A contrast-enhanced CT scan (Fig. 3) may be required if the initial assessment and investigations prove inconclusive. If performed after 48hrs from initial presentation, it will often show areas of pancreatic oedema and swelling, or any non-enhancing areas suggestive of pancreatic necrosis.
Current UK guidelines state that any CT scan used to assess for severity of disease should only be performed 6-10 days after admission in patients with features of persistent inflammatory response or organ failure*.
*Prior to this time frame, CT-based severity scoring systems have been shown to be equivocal to clinical scoring systems in predicting severity, whilst increasing length of hospital stay with no improvement in clinical outcome
By Hellerhoff (Own work) [CC BY-SA 3.0], via Wikimedia Commons
What scoring systems can be used for acute pancreatitis?
The modified Glasgow criteria is used to assess the severity of acute pancreatitis within the first 48 hours of admission. Any patient scoring with ≥3 positive factors within the first 48hrs should be considered to have severe pancreatitis and a high-dependency care referral is warranted.
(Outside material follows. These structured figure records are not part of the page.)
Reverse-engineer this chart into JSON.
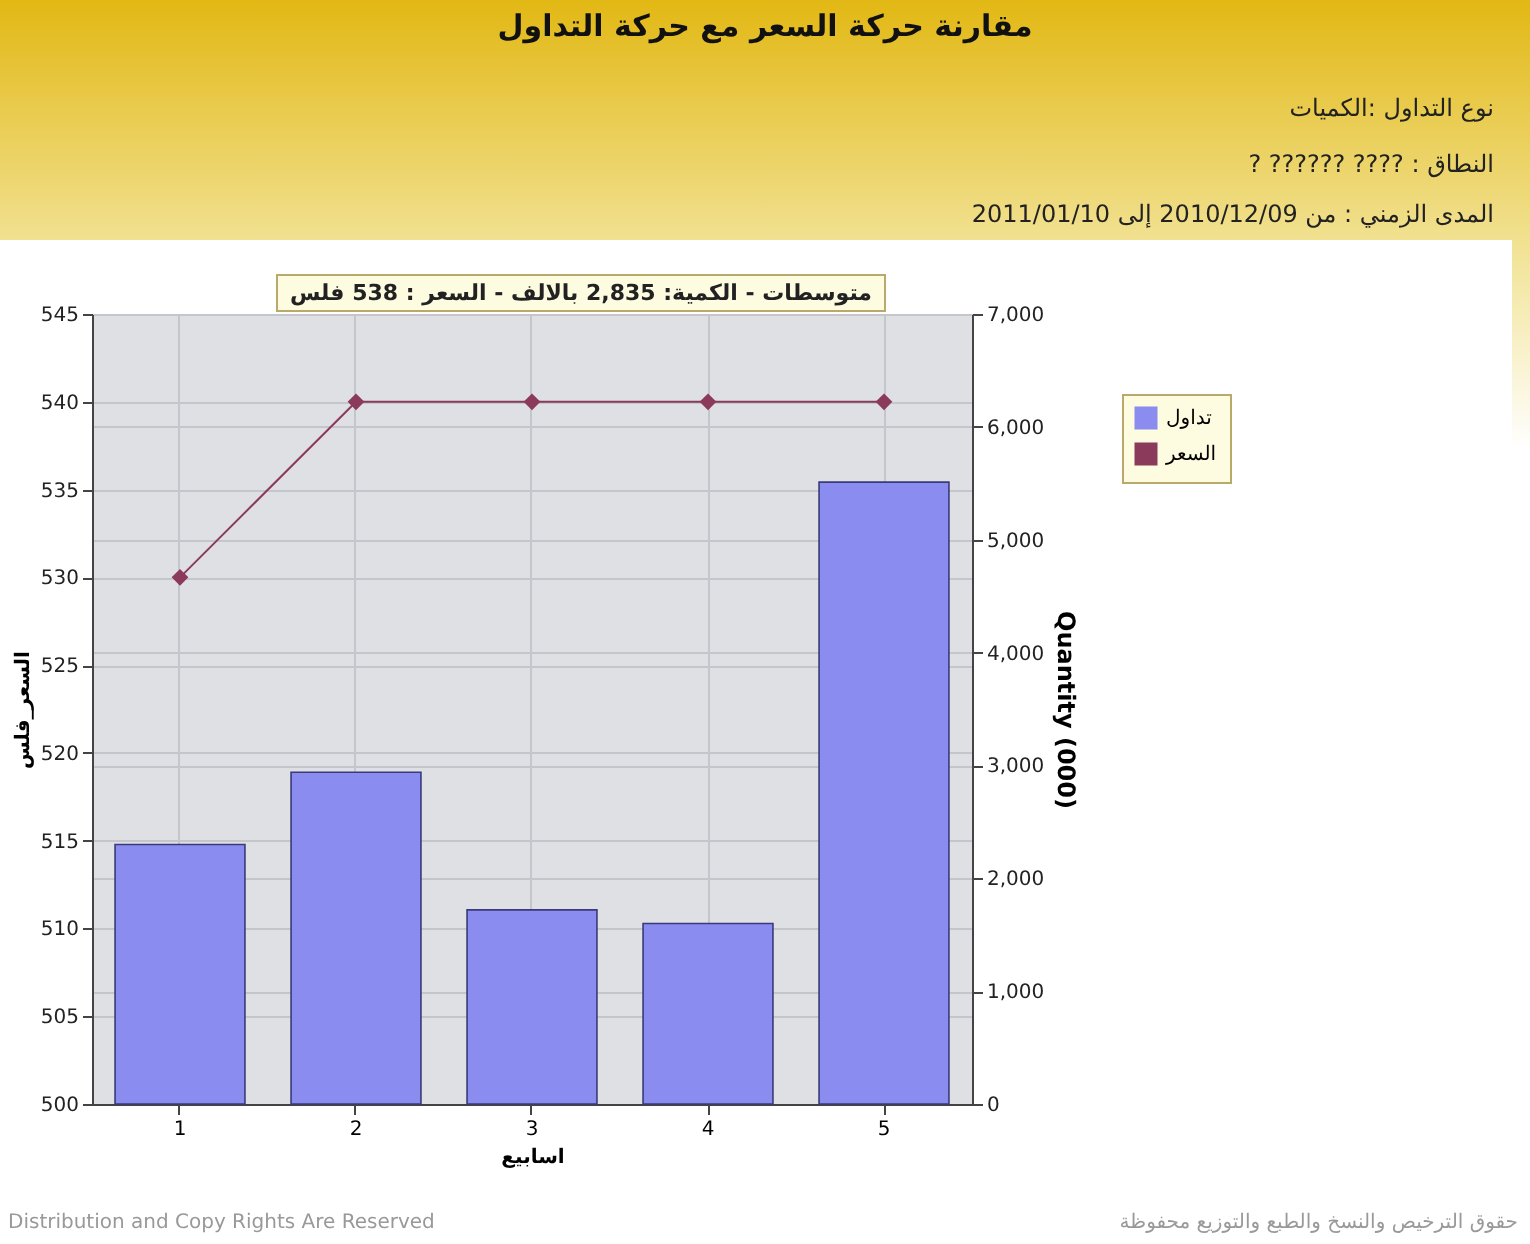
{
  "chart_data": {
    "type": "bar",
    "title": "مقارنة حركة السعر مع حركة التداول",
    "xlabel": "اسابيع",
    "ylabel": "السعر_فلس",
    "y2label": "Quantity (000)",
    "categories": [
      "1",
      "2",
      "3",
      "4",
      "5"
    ],
    "series": [
      {
        "name": "تداول",
        "axis": "y2",
        "color": "#8a8cf0",
        "values": [
          2300,
          2940,
          1720,
          1600,
          5510
        ]
      },
      {
        "name": "السعر",
        "type": "line",
        "axis": "y",
        "color": "#8b3a5c",
        "values": [
          530,
          540,
          540,
          540,
          540
        ]
      }
    ],
    "ylim": [
      500,
      545
    ],
    "yticks": [
      500,
      505,
      510,
      515,
      520,
      525,
      530,
      535,
      540,
      545
    ],
    "y2lim": [
      0,
      7000
    ],
    "y2ticks": [
      0,
      {
        "value": 1000,
        "label": "1,000"
      },
      {
        "value": 2000,
        "label": "2,000"
      },
      {
        "value": 3000,
        "label": "3,000"
      },
      {
        "value": 4000,
        "label": "4,000"
      },
      {
        "value": 5000,
        "label": "5,000"
      },
      {
        "value": 6000,
        "label": "6,000"
      },
      {
        "value": 7000,
        "label": "7,000"
      }
    ],
    "grid": true,
    "legend": "top right",
    "marker": "diamond",
    "line_style": "solid",
    "annotations": [
      "نوع التداول :الكميات",
      "النطاق : ???? ?????? ?",
      "المدى الزمني : من 2010/12/09 إلى 2011/01/10",
      "متوسطات - الكمية: 2,835 بالالف - السعر : 538 فلس",
      "Distribution and Copy Rights Are Reserved",
      "حقوق الترخيص والنسخ والطبع والتوزيع محفوظة"
    ]
  }
}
Helpfully, the mneumonic to remember the score is PANCREAS: pO2 <8kPa, Age >55yrs, Neutrophils (/WCC) >15×109/L, Calcium <2mmol/L, Renal function (Urea) >16mmol/L, Enzymes LDH>600U/L or AST>200U/L, Albumin <32g/L, Sugar (blood glucose) >10mmol/L
Other risk stratification scores that can be used scoring severity of acute pancreatitis include the APACHE II score, the Ranson Criteria, and Balthazar score (CT scoring system).